Even with archival-ish services like Glacier, which Amazon says

is designed to provide average annual durability of 99.999999999% for an archive. The service redundantly stores data in multiple facilities and on multiple devices within each facility. To increase durability, Amazon Glacier synchronously stores your data across multiple facilities before returning SUCCESS on uploading archives. Unlike traditional systems that can require laborious data verification and manual repair, Glacier performs regular, systematic data integrity checks and is built to be automatically self-healing,

(my emphasis)

the big public cloud providers aren’t really in the business of supporting the extreme needs of an Archive. Archives demand a whole extra level of error checking, resilience, redundancy and integrity, and it would be cost-prohibitive for AWS and their competitors to do all that across their sprawling data centres when most customers are actually perfectly happy with “redundantly stores data in multiple facilities” and “automatically self-healing.”

Interestingly, Seagate sees value in offering a Glacier competitor capable of storing data “intact for decades” and offering access instantly rather than in a matter of hours as Glacier does. As it’s based in Utah I doubt that European government archives would touch it, but it will be interesting to see whether their North American cousins show any interest…

One thing, of course, that most public cloud providers are good at is offering a platform upon which others can build. Archivists, like others, have begun to layer rules, policies, procedures and processes on top of the bare-bones cloud infrastructure offerings, to build something a little more robust and dependable. Services like DuraCloud take AWS and Rackspace (currently only in their US data centres, but that could change), and add things like proactive error checking and even more backups to deliver something that an archivist might be prepared to trust.

There’s a use case here, and there are plenty of (mostly university) archives in the States putting DuraCloud and similar cloud-powered tools to work as part of their preservation strategy.

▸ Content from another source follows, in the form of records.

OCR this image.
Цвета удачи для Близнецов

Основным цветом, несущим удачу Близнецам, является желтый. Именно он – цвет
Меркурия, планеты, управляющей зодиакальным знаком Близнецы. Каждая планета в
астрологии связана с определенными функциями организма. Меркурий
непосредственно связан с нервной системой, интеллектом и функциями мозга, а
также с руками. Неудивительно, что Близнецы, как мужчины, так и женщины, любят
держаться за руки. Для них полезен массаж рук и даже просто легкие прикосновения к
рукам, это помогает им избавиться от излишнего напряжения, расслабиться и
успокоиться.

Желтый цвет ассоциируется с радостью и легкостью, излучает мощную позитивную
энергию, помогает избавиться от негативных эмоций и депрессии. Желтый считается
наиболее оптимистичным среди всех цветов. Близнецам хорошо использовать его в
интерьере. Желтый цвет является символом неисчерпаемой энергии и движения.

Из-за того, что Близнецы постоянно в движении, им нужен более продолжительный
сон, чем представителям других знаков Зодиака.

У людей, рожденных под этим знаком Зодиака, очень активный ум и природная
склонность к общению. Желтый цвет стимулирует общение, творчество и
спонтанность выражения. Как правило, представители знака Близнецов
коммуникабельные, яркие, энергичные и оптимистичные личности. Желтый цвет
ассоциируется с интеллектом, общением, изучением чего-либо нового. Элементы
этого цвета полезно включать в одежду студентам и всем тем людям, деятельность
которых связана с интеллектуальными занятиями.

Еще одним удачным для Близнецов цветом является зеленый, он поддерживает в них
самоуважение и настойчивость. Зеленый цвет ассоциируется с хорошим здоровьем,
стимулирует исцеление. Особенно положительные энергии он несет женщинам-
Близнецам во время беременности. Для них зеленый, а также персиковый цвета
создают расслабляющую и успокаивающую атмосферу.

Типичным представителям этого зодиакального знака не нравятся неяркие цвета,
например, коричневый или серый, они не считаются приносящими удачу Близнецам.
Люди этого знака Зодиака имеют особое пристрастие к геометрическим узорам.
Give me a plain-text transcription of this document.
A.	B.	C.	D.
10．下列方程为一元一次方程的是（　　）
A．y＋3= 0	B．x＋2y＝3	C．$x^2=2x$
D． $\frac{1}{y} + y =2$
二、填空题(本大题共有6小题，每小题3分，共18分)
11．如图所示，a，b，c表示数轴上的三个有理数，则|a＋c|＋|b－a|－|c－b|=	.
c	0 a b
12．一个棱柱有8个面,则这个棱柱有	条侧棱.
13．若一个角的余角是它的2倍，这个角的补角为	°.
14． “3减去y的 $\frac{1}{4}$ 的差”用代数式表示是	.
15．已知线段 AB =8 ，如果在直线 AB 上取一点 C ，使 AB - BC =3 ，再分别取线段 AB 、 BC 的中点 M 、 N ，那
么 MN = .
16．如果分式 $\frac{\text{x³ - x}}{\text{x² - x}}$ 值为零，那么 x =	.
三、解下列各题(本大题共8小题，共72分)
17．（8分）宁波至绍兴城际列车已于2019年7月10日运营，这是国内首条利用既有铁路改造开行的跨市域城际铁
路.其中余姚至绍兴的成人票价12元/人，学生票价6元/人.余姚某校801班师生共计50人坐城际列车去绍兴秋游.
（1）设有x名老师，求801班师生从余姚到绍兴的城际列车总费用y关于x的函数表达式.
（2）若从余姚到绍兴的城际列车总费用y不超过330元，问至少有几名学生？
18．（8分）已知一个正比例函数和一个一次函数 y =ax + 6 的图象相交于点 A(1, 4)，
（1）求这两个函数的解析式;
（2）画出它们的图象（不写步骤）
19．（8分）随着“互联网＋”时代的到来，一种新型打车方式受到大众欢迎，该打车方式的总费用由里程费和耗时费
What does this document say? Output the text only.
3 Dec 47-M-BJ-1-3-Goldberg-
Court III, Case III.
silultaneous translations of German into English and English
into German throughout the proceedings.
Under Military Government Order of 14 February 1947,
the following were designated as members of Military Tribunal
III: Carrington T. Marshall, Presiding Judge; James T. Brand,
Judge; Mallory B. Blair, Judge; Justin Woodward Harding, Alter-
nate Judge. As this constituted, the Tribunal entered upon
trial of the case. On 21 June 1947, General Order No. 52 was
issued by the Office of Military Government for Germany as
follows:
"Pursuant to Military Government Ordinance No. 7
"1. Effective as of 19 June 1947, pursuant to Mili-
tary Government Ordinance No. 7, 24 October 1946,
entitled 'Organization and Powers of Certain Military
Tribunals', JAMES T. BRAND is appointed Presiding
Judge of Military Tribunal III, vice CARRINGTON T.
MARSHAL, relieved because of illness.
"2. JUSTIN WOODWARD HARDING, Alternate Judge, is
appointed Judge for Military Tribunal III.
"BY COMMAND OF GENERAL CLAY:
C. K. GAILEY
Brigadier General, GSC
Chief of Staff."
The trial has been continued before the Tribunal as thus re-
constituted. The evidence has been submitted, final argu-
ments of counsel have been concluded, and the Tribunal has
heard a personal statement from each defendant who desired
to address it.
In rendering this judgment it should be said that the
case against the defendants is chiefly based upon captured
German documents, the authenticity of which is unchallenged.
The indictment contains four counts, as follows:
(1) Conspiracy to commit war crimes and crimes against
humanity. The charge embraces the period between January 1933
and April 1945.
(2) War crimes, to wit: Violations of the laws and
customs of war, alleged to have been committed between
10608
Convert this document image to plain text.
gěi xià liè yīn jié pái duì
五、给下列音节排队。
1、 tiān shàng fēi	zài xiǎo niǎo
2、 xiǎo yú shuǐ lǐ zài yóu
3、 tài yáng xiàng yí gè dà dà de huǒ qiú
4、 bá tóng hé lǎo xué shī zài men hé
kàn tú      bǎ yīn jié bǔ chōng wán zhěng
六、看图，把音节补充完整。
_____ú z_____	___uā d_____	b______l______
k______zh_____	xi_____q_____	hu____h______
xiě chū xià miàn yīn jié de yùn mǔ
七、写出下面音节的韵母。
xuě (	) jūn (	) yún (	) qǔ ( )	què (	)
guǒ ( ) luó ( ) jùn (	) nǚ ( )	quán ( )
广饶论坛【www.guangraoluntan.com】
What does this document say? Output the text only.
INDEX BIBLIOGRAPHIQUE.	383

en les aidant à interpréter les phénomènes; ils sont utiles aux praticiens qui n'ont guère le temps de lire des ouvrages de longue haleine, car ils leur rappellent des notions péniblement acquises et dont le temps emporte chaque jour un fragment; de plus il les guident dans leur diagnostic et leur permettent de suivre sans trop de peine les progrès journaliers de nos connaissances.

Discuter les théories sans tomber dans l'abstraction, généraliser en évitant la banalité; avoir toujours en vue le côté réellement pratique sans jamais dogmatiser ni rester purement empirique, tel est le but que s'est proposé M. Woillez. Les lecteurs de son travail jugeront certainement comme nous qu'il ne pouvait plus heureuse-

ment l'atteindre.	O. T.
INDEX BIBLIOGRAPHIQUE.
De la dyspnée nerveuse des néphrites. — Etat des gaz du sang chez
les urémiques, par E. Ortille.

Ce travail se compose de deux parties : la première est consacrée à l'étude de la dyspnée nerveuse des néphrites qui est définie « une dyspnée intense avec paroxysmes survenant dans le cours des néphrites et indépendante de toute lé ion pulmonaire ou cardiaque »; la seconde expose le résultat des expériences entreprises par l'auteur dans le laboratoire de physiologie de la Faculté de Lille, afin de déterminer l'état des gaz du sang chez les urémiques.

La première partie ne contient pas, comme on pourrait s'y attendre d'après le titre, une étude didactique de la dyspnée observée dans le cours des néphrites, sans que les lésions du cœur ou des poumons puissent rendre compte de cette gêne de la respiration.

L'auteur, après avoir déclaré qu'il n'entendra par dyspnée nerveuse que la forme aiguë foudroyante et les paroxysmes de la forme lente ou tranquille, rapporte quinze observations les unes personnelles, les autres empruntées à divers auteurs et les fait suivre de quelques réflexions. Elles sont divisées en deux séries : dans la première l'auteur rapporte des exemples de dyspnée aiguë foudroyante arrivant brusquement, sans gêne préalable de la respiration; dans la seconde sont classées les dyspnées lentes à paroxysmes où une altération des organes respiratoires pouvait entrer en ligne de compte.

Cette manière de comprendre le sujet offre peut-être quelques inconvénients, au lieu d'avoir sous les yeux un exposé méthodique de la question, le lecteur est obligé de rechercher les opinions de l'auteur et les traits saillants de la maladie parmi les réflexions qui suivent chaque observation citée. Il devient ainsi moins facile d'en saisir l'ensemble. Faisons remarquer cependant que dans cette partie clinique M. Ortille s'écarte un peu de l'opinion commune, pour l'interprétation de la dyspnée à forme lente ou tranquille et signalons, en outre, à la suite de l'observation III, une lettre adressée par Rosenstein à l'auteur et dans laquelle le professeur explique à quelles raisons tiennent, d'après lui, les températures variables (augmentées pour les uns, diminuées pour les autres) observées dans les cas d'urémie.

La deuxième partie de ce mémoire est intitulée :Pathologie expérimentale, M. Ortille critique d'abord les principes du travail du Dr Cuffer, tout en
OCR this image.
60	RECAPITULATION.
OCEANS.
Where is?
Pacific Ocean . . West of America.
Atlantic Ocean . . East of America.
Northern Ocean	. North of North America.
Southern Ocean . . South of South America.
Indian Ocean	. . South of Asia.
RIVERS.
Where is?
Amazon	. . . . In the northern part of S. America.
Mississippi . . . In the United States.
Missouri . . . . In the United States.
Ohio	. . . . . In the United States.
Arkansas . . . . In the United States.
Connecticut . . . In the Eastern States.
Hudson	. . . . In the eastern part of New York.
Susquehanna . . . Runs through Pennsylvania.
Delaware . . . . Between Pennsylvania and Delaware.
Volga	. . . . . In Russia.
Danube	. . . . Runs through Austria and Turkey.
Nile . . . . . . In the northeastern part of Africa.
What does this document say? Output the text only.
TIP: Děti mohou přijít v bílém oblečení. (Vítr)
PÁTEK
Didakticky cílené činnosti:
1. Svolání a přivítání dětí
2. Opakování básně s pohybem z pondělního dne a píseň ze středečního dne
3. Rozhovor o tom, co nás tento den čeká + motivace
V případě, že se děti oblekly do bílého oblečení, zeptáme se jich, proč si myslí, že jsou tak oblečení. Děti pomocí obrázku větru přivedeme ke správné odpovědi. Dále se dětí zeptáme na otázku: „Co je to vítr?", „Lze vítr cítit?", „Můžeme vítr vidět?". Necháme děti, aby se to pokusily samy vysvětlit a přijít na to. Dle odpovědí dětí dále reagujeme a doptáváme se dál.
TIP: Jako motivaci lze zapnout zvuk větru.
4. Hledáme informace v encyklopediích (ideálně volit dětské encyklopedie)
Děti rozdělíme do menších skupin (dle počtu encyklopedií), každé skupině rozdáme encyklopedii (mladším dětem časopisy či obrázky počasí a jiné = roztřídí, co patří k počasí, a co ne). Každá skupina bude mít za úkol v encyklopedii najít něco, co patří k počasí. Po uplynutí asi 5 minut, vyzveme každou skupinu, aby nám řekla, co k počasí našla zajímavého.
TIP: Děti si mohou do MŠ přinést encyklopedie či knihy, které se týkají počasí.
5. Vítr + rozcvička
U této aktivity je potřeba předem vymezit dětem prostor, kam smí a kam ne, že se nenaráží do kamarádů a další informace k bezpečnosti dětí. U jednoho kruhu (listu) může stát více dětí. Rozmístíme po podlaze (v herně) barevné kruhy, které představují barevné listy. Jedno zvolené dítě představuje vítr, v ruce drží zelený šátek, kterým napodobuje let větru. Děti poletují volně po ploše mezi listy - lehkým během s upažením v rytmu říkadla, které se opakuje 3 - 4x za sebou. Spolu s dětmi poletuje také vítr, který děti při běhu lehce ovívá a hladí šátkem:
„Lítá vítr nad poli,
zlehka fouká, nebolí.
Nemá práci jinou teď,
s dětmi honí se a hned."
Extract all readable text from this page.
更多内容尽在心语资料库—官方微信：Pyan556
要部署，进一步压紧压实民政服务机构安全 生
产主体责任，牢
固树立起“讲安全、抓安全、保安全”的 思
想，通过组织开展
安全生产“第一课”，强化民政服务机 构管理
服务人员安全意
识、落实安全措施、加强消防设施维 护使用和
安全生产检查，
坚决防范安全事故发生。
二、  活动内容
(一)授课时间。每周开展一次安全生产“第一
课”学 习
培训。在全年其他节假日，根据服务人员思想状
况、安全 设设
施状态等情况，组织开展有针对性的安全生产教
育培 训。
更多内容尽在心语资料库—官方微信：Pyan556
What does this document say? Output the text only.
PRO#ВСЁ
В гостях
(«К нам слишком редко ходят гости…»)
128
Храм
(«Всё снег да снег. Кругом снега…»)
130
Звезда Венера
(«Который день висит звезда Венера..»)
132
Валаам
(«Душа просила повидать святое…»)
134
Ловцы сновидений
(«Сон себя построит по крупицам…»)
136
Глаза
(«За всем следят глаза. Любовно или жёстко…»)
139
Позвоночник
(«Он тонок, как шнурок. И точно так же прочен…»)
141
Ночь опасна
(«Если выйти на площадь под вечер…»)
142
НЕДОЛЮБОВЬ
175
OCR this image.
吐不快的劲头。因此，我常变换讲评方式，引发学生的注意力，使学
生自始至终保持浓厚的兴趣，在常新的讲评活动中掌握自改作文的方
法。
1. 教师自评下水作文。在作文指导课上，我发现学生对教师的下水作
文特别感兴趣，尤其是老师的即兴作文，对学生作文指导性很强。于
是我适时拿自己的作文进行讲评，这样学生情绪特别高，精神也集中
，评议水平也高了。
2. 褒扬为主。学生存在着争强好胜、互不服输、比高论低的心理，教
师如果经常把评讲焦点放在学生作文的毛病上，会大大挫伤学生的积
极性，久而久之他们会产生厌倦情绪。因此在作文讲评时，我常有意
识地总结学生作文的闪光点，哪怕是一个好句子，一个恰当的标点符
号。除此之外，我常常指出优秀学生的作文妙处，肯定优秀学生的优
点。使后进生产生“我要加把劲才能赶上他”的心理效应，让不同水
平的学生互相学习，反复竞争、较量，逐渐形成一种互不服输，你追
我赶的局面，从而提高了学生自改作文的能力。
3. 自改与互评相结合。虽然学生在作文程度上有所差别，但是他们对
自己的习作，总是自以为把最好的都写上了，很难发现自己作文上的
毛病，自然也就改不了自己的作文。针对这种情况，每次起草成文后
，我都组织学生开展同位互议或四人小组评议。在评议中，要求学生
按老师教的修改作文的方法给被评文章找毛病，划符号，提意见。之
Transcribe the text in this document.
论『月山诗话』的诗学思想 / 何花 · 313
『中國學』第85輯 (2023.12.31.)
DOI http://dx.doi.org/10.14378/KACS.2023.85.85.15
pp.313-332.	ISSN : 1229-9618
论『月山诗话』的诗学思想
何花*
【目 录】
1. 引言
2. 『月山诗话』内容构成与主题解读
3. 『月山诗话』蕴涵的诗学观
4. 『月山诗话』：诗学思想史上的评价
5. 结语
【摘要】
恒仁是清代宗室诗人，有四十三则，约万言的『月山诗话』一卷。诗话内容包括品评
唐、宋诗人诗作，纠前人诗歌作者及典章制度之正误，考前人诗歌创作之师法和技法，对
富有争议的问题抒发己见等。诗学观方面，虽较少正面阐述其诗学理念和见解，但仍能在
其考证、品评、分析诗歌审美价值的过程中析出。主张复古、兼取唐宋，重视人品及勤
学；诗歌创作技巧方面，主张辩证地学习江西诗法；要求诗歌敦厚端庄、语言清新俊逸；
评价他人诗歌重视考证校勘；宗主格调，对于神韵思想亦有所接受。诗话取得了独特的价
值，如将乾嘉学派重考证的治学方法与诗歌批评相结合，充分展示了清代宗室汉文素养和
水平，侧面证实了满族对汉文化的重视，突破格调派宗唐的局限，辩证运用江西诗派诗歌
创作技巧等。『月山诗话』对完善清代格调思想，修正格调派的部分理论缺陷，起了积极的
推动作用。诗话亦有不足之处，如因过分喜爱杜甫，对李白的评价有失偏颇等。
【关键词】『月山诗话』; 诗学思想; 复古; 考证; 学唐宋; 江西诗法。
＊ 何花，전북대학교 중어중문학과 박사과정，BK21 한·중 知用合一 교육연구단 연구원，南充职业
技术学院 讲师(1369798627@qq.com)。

But I can’t help wondering if some great big enterprise data management solution, with multiply redundant disks, multiply redundant backups and a whole heap of watertight, ironclad, fault tolerant, and ridiculously over-specified policies might be a better (albeit eye-wateringly expensive) way to preserve the truly irreplaceable? Either that, or archives and archivists need to explicitly embrace a more pragmatic approach to what they’re attempting with these systems.

‘Design for failure’ is a core tenet of cloud-powered systems. What’s the archival equivalent? ‘Lose nothing, ever’ just won’t cut it.

Disclaimer: Charles Beagrie is a client. TNA is a client of theirs. This post is not part of the project. Any opinions expressed here are my own, a work in progress… and subject to change!